Воскресенье на даче (страница 9)
– Ну, вот ты какой! – фыркнула старшая дочь. – А мы уж думали, что завтра поедем все смотреть и решать.
– Главное, нам нужно знать, будет камин в нашей комнате или не будет, потому мы с Катей экран хотим вышивать.
– В самом деле, Кузьма Николаевич, наметил ты что-нибудь подходящее? – задала вопрос жена.
– Решительно ничего, хотя сегодня обегал всю Надеждинскую улицу.
– Фу, какой вахлак! Третий день ищешь, и ничего!
– Может быть, и неделю проищу и то ничего не найду. Пойди-ка ты, сунься.
– И наверное бы нашла. Вот вся статья, что мне и отлучиться из дому нельзя. Вообрази, мы без горничной!
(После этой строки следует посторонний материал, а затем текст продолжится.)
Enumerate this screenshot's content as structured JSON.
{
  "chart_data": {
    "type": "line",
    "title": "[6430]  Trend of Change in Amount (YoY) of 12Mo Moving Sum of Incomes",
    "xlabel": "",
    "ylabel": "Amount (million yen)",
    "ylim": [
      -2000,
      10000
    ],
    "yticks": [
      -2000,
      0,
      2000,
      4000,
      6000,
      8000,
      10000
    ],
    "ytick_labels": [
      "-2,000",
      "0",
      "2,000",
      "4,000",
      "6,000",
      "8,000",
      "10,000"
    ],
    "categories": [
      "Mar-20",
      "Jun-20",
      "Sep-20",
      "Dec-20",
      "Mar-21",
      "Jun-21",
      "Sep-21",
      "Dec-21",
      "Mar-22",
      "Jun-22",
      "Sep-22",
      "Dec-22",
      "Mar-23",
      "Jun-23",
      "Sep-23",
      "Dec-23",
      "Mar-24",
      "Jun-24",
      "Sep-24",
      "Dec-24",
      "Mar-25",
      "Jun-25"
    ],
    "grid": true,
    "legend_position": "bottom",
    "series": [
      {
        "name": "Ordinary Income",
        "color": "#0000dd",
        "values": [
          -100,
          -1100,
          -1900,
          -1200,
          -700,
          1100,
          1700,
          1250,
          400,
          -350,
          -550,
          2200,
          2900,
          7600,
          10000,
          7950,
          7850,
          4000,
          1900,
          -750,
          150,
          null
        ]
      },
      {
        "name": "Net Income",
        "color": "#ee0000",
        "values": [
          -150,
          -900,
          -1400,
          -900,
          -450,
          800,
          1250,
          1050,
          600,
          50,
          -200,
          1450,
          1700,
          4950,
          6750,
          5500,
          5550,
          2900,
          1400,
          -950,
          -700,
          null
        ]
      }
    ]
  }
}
– Что такое стряслось? – спросил муж.
– Сегодня отказалась от места и переезжает на место на дачу в Красное Село. Солдат сманил. Вчера она отпросилась со двора, ездила в город, виделась с ним – вот он и ставит ее на место вблизи лагерей, где сам стоит, чтоб чаще видеться с ней. Нянька говорит, что она давно уже искала себе места поблизости к лагерям, публиковалась в газетах, выбирала из газет адреса, где ищут горничную. Ну, вот и нашла, что искала.
– Не сама, маменька, она нашла, а ей солдат ее нашел. Я же ведь говорила вам, что она мне рассказывала, – перебивает мать старшая дочь.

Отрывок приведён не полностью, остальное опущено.